House GOP details bill renewing payroll tax cut
WASHINGTON - House Republicans offered up legislation on Friday renewing the Social Security payroll tax cut and extending but trimming unemployment benefits, but a showdown with President Obama was likely over a controversial oil pipeline.
WASHINGTON - House Republicans offered up legislation on Friday renewing the Social Security payroll tax cut and extending but trimming unemployment benefits, but a showdown with President Obama was likely over a controversial oil pipeline.
The two parties generally agree on the bill's pillars: preventing the Jan. 1 expiration of payroll tax cuts and of extra coverage for the long-term unemployed, and avoiding a mandated cut in payments the government sends doctors for treating Medicare patients.
But the GOP tax cut and jobless benefits are less generous than Democrats want. And Republicans ignore the White House's preference to finance the bill by boosting taxes on millionaires, instead paying their bill's price tag - more than $180 billion - by extracting money from federal workers, boosting federal fees and requiring higher-earning seniors to pay more for Medicare.
While the measure's chief ingredients had been set earlier, the 369-page bill revealed new details. These included letting states administer drug tests to some unemployment benefit applicants; barring welfare recipients from using benefits at strip clubs, liquor stores, and casinos; and cracking down on illegal immigrants collecting federal checks for the children's tax credit by requiring them to produce Social Security numbers.

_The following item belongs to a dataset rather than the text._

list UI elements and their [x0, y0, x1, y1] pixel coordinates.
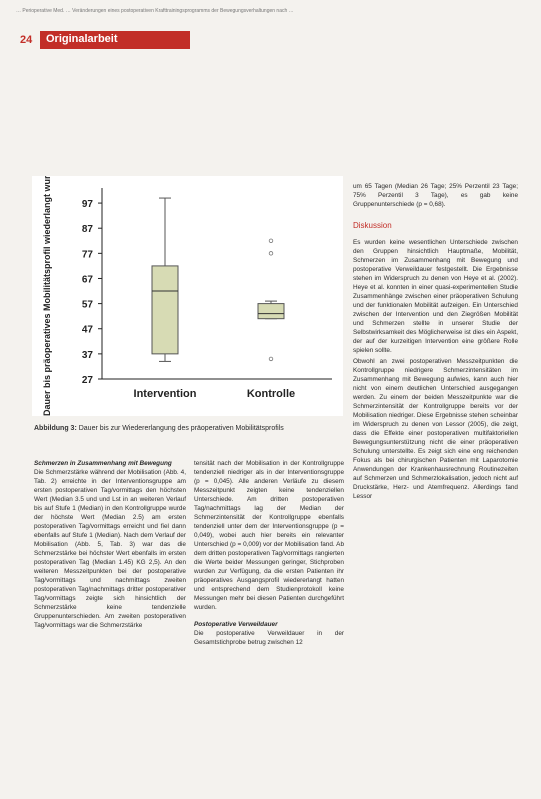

The GOP plan also staves off a threatened Medicare cut that would slash fees paid to doctors by 27 percent, which no one wants since it would destabilize health care for 47 million seniors and disabled people. The price would be paid by higher-earning seniors, who would pay higher monthly premiums for Medicare outpatient services and prescriptions starting in 2017.
Currently only about 7 percent of Medicare recipients pay higher premiums because of their income. Under the proposal, 25 percent would eventually pay higher monthly charges. That would affect not only the wealthy but also many who feel they are middle-class themselves.
Upper-income seniors have long paid higher Medicare premiums. But the GOP bill would increase those premiums for single retirees earning more than $80,000, rather than the current $85,000. The threshold for married couples would be $160,000 instead of the current $170,000.
Without action, the payroll tax paid by 160 million workers would return to its normal 6.2 percent on Jan. 1, up from 4.2 percent this year. That reduction, enacted in an effort to spur job creation, saved $1,000 this year for a family earning $50,000.
The GOP bill would keep the payroll tax at 4.2 percent through 2012. The Republican bill would also gradually reduce the maximum 99 weeks of unemployment coverage to 59 weeks by mid-2012. Without renewal, two million jobless people would lose benefits by February.
The biggest dispute, though, is over GOP language that would give Obama two months to issue a permit allowing work on the proposed Keystone XL pipeline that would run from Canada to Texas. That pipeline has been fought by environmental groups and states along the route but is favored by labor and business. Obama this week said he would reject the overall bill if it included pipeline language.